A deep learning algorithm takes a long time to train because there are so many parameters. Even state-of-the-art deep learning algorithms such as GoogleNet and ResNet take a couple of days to train completely from scratch. Machine learning comparatively takes much less time to train, ranging from a few minutes to a few hours.
When it comes to testing, this is the complete opposite. At test time, a deep learning algorithm runs much faster than machine learning algorithms. Whereas, if we compare it with k-nearest neighbors (a type of machine learning algorithm), test time increases with an increase in the size of data. Although this is not applicable to all machine learning algorithms, many of them have small testing times too.
4. Interpretability
Interpretability is one of the key comparison factors of machine learning and deep learning.
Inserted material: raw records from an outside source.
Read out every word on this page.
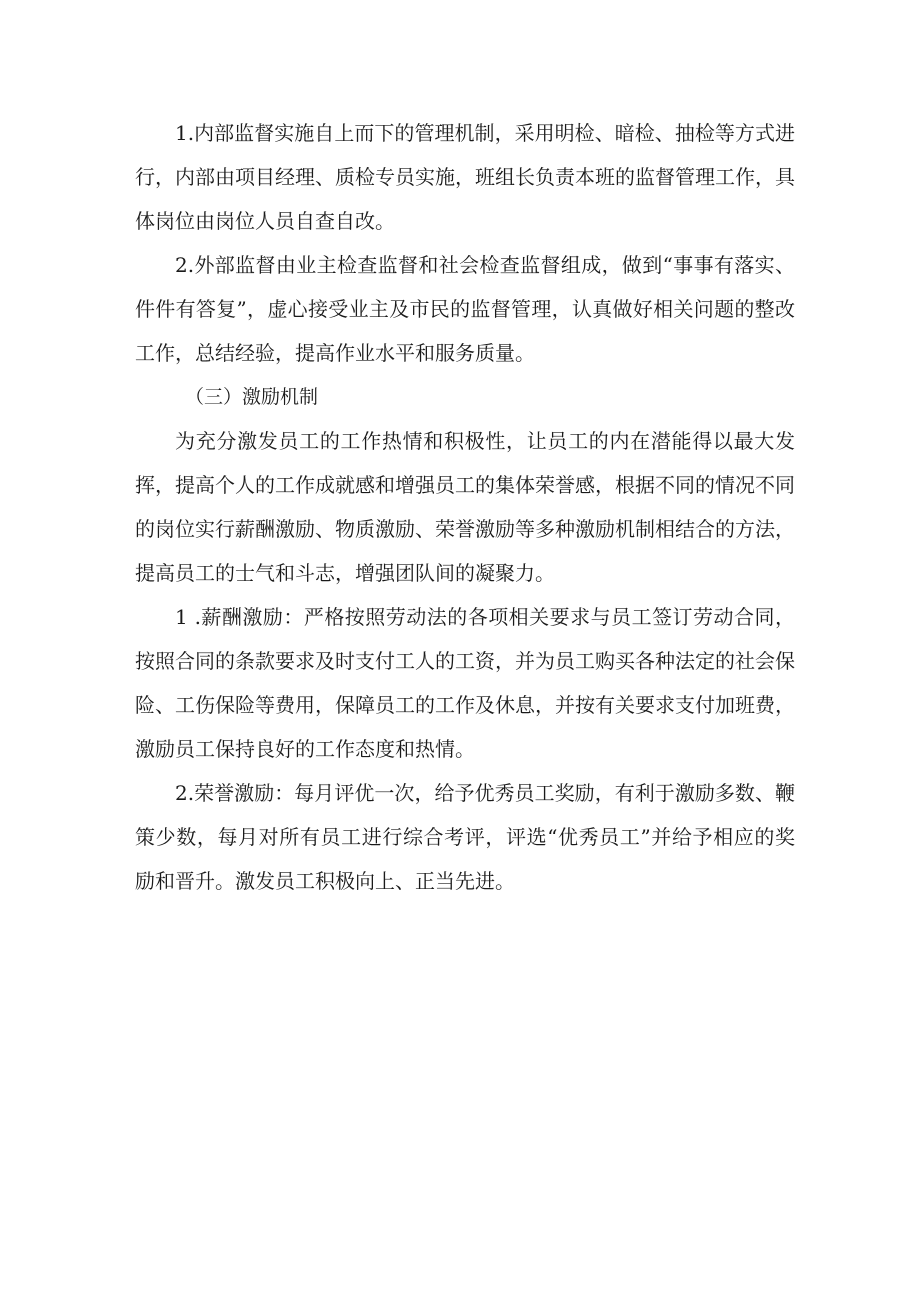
1.内部监督实施自上而下的管理机制，采用明检、暗检、抽检等方式进行，内部由项目经理、质检专员实施，班组长负责本班的监督管理工作，具体岗位由岗位人员自查自改。

2.外部监督由业主检查监督和社会检查监督组成，做到“事事有落实、件件有答复”，虚心接受业主及市民的监督管理，认真做好相关问题的整改工作，总结经验，提高作业水平和服务质量。

（三）激励机制

为充分激发员工的工作热情和积极性，让员工的内在潜能得以最大发挥，提高个人的工作成就感和增强员工的集体荣誉感，根据不同的情况不同的岗位实行薪酬激励、物质激励、荣誉激励等多种激励机制相结合的方法，提高员工的士气和斗志，增强团队间的凝聚力。

1 .薪酬激励：严格按照劳动法的各项相关要求与员工签订劳动合同，按照合同的条款要求及时支付工人的工资，并为员工购买各种法定的社会保险、工伤保险等费用，保障员工的工作及休息，并按有关要求支付加班费，激励员工保持良好的工作态度和热情。

2.荣誉激励：每月评优一次，给予优秀员工奖励，有利于激励多数、鞭策少数，每月对所有员工进行综合考评，评选“优秀员工”并给予相应的奖励和晋升。激发员工积极向上、正当先进。
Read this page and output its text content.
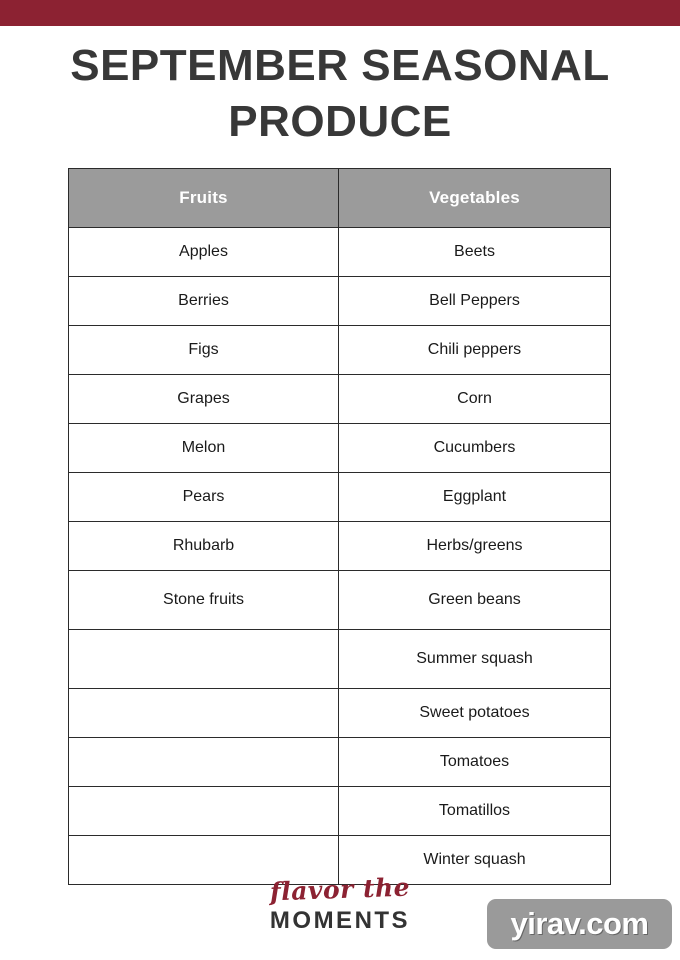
SEPTEMBER SEASONAL PRODUCE
Fruits	Vegetables
Apples	Beets
Berries	Bell Peppers
Figs	Chili peppers
Grapes	Corn
Melon	Cucumbers
Pears	Eggplant
Rhubarb	Herbs/greens
Stone fruits	Green beans
	Summer squash
	Sweet potatoes
	Tomatoes
	Tomatillos
	Winter squash
flavor the
MOMENTS	yirav.com
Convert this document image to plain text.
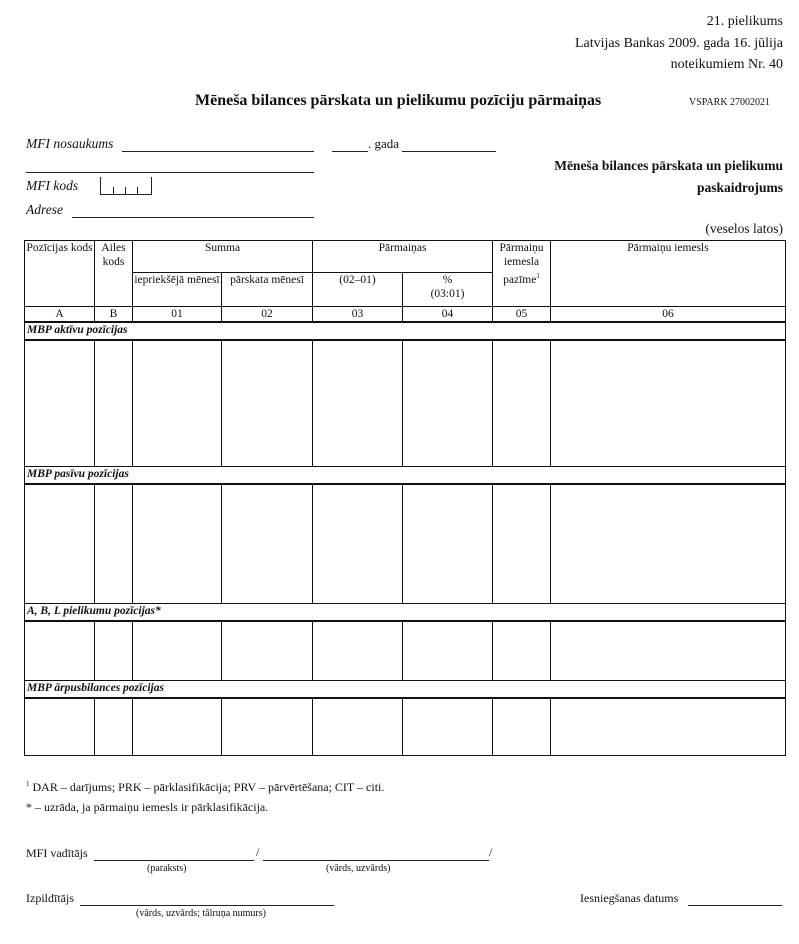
21. pielikums
Latvijas Bankas 2009. gada 16. jūlija
noteikumiem Nr. 40
Mēneša bilances pārskata un pielikumu pozīciju pārmaiņas	VSPARK 27002021
MFI nosaukums	. gada
Mēneša bilances pārskata un pielikumu
paskaidrojums
MFI kods
Adrese
(veselos latos)
Pozīcijas kods	Ailes kods	Summa		Pārmaiņas		Pārmaiņu iemesla pazīme$^1$	Pārmaiņu iemesls
		iepriekšējā mēnesī	pārskata mēnesī	(02–01)	%
(03:01)		

A	B	01	02	03	04	05	06
MBP aktīvu pozīcijas							

MBP pasīvu pozīcijas							

A, B, L pielikumu pozīcijas*							

MBP ārpusbilances pozīcijas							

$^1$ DAR – darījums; PRK – pārklasifikācija; PRV – pārvērtēšana; CIT – citi.
* – uzrāda, ja pārmaiņu iemesls ir pārklasifikācija.
MFI vadītājs	/	/
(paraksts)	(vārds, uzvārds)
Izpildītājs
(vārds, uzvārds; tālruņa numurs)
Iesniegšanas datums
Suppose we were to use a deep learning algorithm to give automated scoring. The scoring performance is quite excellent and is near accurate. But there’s an issue. The algorithm does not tell us why it has given that score. Mathematically we can find out which nodes of a network were activated, but we don’t know what these layers of neurons were doing collectively/iteratively and how they learned. So, we’re unable to interpret the results.
On the other hand, white box machine learning algorithms like Linear, logistic, tree-based, bagging and boosting give us either mathematical equations or feature importance lists, to clearly interpret the reasoning behind why the algorithm chose what, so it is particularly easy to justify and build a business story around it.
5. Applications
There are countless applications in every industry for machine learning and deep learning.
Machine learning techniques are more suitable on structured data (cross-sectional/panel data). It works well without needing special hardware capabilities, has a quick turn-around and is easy to interpret. Typical application areas are media advertising, Fraud analytics, forecasting, marketing and retail analytics. Conversely, deep learning techniques are more suitable for complex and large amounts of data (Images, text). They need special hardware capabilities, have a longer turn-around and are more difficult to interpret. Common application areas are Computer vision, search engines, medical diagnosis and NLP.